Maybe it’s my ageing bones. Years ago, I used to enjoy fighting games – Tekken Tag Tournament, DBZ Budokai, Soul Calibre. I wasn’t half bad at them either. I derived a lot of joy from prancing around unpredictably as Contrasto, my black-and-white customized dancer character in Soul Calibre 3 (or was it 4? or 2?). My flamboyant playstyle both aided my entertainment and won me match after match. If anybody tried to tell me to analyse frames or memorize animations, I’d have put down the controller and read a book. In the sobering competitive space, dancing around like a maniac is a ton more fun.
Lastly, in case you missed it, I wrote about spoilers, classism and games culture last week. Classism is still one of those things that’s invisible to the games press, sadly. It’s been something I’ve wanted to write about for a yonk now, so I’m delighted to have finally found the space for it.
Blackwell’s Asylum scared the life out of me on Tuesday. I love horror games, and if you do too, you should give it a shot. Without wanting to spoil too much about it, I loved the inversion of darkness and light, the feeling of being too exposed, even when you’re hidden under a desk or behind a curtain. The control scheme hangs in my memory the strongest – it’s so much easier to run than it is to sneak, and the desire to flee is perfectly conjured alongside the knowledge not to.
And since I’m always telling everyone to play it, I’m saying it here: play SCP-087-b. Both these games are free and terrifying so give them a go.

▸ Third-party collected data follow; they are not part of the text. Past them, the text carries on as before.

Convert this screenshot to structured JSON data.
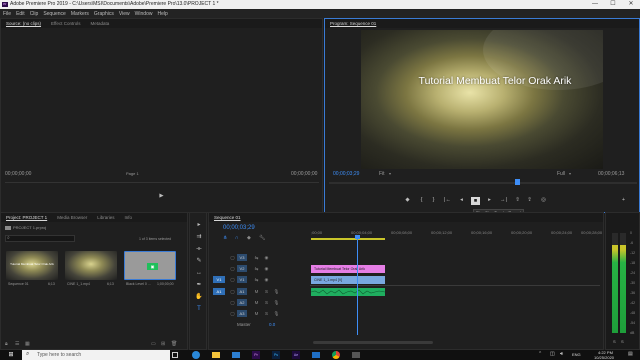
{
  "window": {
    "title": "Adobe Premiere Pro 2019 - C:\\Users\\MSI\\Documents\\Adobe\\Premiere Pro\\13.0\\PROJECT 1 *",
    "controls": [
      "—",
      "☐",
      "✕"
    ]
  },
  "menu": [
    "File",
    "Edit",
    "Clip",
    "Sequence",
    "Markers",
    "Graphics",
    "View",
    "Window",
    "Help"
  ],
  "source_panel": {
    "tabs": [
      "Source: (no clips)",
      "Effect Controls",
      "Metadata"
    ],
    "timecode_left": "00;00;00;00",
    "page": "Page 1",
    "timecode_right": "00;00;00;00"
  },
  "program_panel": {
    "tab": "Program: Sequence 01",
    "overlay_text": "Tutorial Membuat Telor Orak Arik",
    "timecode_current": "00;00;03;29",
    "fit": "Fit",
    "quality": "Full",
    "timecode_duration": "00;00;06;13",
    "tooltip": "Play-Stop Toggle (Space)"
  },
  "project_panel": {
    "tabs": [
      "Project: PROJECT 1",
      "Media Browser",
      "Libraries",
      "Info"
    ],
    "project_file": "PROJECT 1.prproj",
    "selection": "1 of 3 items selected",
    "items": [
      {
        "name": "Sequence 01",
        "duration": "6;13",
        "thumb_text": "Tutorial Membuat Telor Orak Arik"
      },
      {
        "name": "CINE 1_1.mp4",
        "duration": "6;13"
      },
      {
        "name": "Black Level 0 ...",
        "duration": "1;00;00;00"
      }
    ]
  },
  "timeline": {
    "tab": "Sequence 01",
    "timecode": "00;00;03;29",
    "ruler": [
      ";00;00",
      "00;00;04;00",
      "00;00;08;00",
      "00;00;12;00",
      "00;00;16;00",
      "00;00;20;00",
      "00;00;24;00",
      "00;00;28;00",
      "00;00;32;00"
    ],
    "video_tracks": [
      {
        "label": "V3"
      },
      {
        "label": "V2"
      },
      {
        "label": "V1",
        "source": "V1"
      }
    ],
    "audio_tracks": [
      {
        "label": "A1",
        "source": "A1"
      },
      {
        "label": "A2"
      },
      {
        "label": "A3"
      }
    ],
    "master": {
      "label": "Master",
      "value": "0.0"
    },
    "clips": {
      "v2": "Tutorial Membuat Telor Orak Arik",
      "v1": "CINE 1_1.mp4 [V]"
    }
  },
  "meter": {
    "ticks": [
      "0",
      "-6",
      "-12",
      "-18",
      "-24",
      "-30",
      "-36",
      "-42",
      "-48",
      "-54",
      "dB"
    ],
    "solo": [
      "S",
      "S"
    ]
  },
  "taskbar": {
    "search_placeholder": "Type here to search",
    "apps": [
      "task-view-icon",
      "edge-icon",
      "explorer-icon",
      "store-icon",
      "premiere-icon",
      "photoshop-icon",
      "after-effects-icon",
      "mail-icon",
      "chrome-icon",
      "camera-icon"
    ],
    "lang": "ENG",
    "time": "4:22 PM",
    "date": "10/25/2020"
  },
  "colors": {
    "accent": "#3e8ef7",
    "playhead": "#3e8ef7",
    "clip_pink": "#e67ee6",
    "clip_blue": "#79a8e0",
    "audio_green": "#1fae5f"
  }
}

Last night I saw Pacific Rim.
I did not enjoy it.
There was a brief segment of giant monster fighting giant robots that did it for me, but everything aside from the fight sequences was abysmal, and even them most of the fights were obscure, cluttered, messy. I don’t know why movie makers think it’s wonderful to throw so much visual noise at an audience at a time when we want to see the giant monsters and giant robots… but then, considering how everyone else is whooping and fawning over the swill that is PR, maybe I should just jettison myself.